/ML

Machine learning repository exploring various algorithms.

Primary LanguagePythonMIT LicenseMIT

Machine Learning

This repository contains resources and projects related to machine learning.

What is Machine Learning?

Machine Learning (ML) is a subset of artificial intelligence that focuses on the development of algorithms and statistical models that enable computer systems to improve their performance on a specific task through experience. In other words, ML allows computers to learn and make decisions or predictions without being explicitly programmed.
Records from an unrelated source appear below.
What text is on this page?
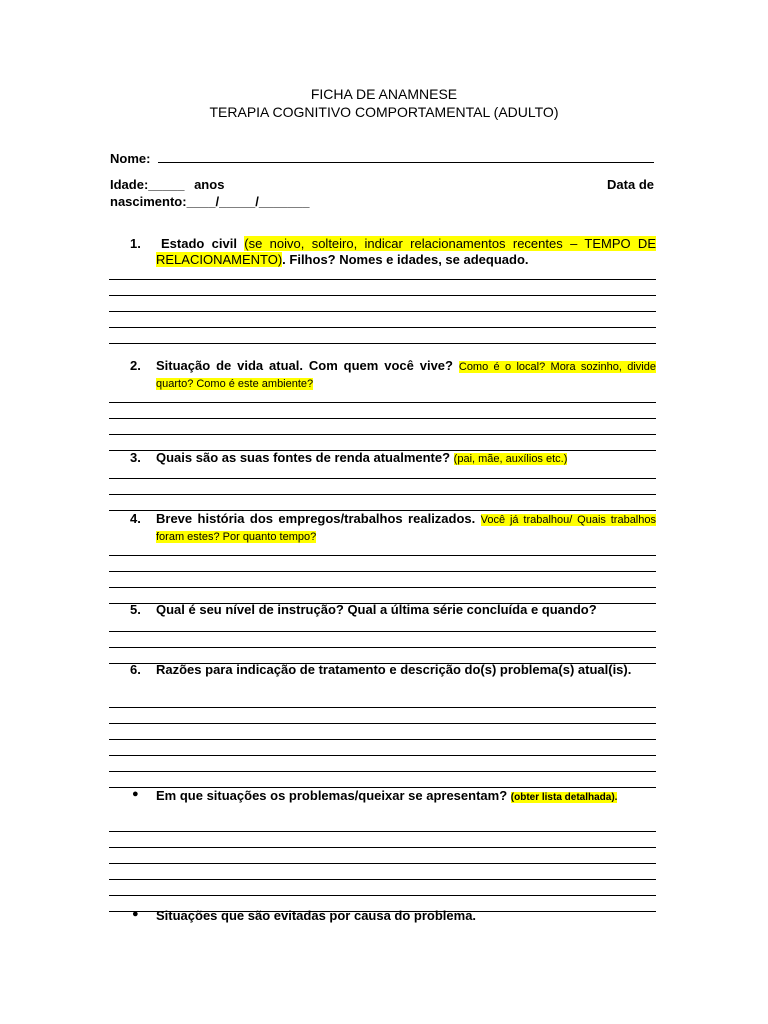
FICHA DE ANAMNESE
TERAPIA COGNITIVO COMPORTAMENTAL (ADULTO)
Nome:
Idade:_____ anos	Data de
nascimento:____/_____/_______
1.	Estado civil (se noivo, solteiro, indicar relacionamentos recentes – TEMPO DE RELACIONAMENTO). Filhos? Nomes e idades, se adequado.
2. Situação de vida atual. Com quem você vive? Como é o local? Mora sozinho, divide quarto? Como é este ambiente?
3. Quais são as suas fontes de renda atualmente? (pai, mãe, auxílios etc.)
4. Breve história dos empregos/trabalhos realizados. Você já trabalhou/ Quais trabalhos foram estes? Por quanto tempo?
5. Qual é seu nível de instrução? Qual a última série concluída e quando?
6. Razões para indicação de tratamento e descrição do(s) problema(s) atual(is).
● Em que situações os problemas/queixar se apresentam? (obter lista detalhada).
● Situações que são evitadas por causa do problema.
The core idea behind machine learning is to create models that can automatically learn patterns from data and use those patterns to make predictions or decisions on new, unseen data.

Types of Machine Learning

There are three main types of machine learning:

  1. Supervised Learning

    • In supervised learning, the algorithm learns from labeled data.
    • The model is trained on a dataset where the correct output is provided for each input.
    • Examples include:
      • Classification (e.g., spam detection, image recognition)
      • Regression (e.g., price prediction, weather forecasting)
  2. Unsupervised Learning

    • Unsupervised learning deals with unlabeled data.
    • The algorithm tries to find patterns or structures in the data without predefined labels.
    • Examples include:
      • Clustering (e.g., customer segmentation, anomaly detection)
      • Dimensionality reduction (e.g., feature extraction, visualization)

Contents of this Repository

This repository contains implementations of various machine learning algorithms. The algorithms are organized into categories based on their types and applications. Here's an overview of the contents:

  1. Supervised Learning Algorithms

    • Linear Regression
    • Logistic Regression
    • Decision Trees
    • Random Forests
    • Support Vector Machines (SVM)
    • K-Nearest Neighbors (KNN)
    • Naive Bayes
  2. Unsupervised Learning Algorithms

    • K-Means Clustering
    • Hierarchical Clustering
    • Principal Component Analysis (PCA)
    • Independent Component Analysis (ICA)
  3. Ensemble Methods

    • Bagging
    • Boosting (AdaBoost, Gradient Boosting)
    • Stacking
  4. Dimensionality Reduction Techniques

    • t-SNE (t-Distributed Stochastic Neighbor Embedding)
    • UMAP (Uniform Manifold Approximation and Projection)

Each algorithm is implemented in both Python and R, providing a comprehensive resource for machine learning practitioners and researchers. The implementations include:

  • Clean, well-commented code
  • Example usage with sample datasets
  • Performance metrics and evaluation techniques
  • Visualization of results where applicable

Note: This repository is continuously updated with new algorithms and improvements to existing implementations. Check back regularly for the latest additions and enhancements.

Getting Started

Prerequisites

  • Python 3.7 or higher
  • R 4.0.0 or higher
  • pip (Python package installer)
  • R package manager

Installation

For Python:

  1. Clone the repository:
git clone https://github.com/A-A7med-i/ML.git
  1. (Optional) Create and activate a virtual environment:
python -m venv venv
source venv/bin/activate  # or venv\Scripts\activate on Windows
  1. Install required packages:
pip install -r requirements.txt

For R:

  1. Open R or RStudio

  2. Install the required libraries by running the following commands:

install.packages(c("caret", "nnet", "rpart", "randomForest", "ipred", "MASS", "gbm", "xgboost", "mlbench", "glmnet", "e1071", "datasets"))

Usage

Running Python Scripts

To run a specific Python project:

python projects/project_name/main.py

Contributing

Contributions to this project are welcome! Please feel free to submit a Pull Request.

License

This project is licensed under the MIT License.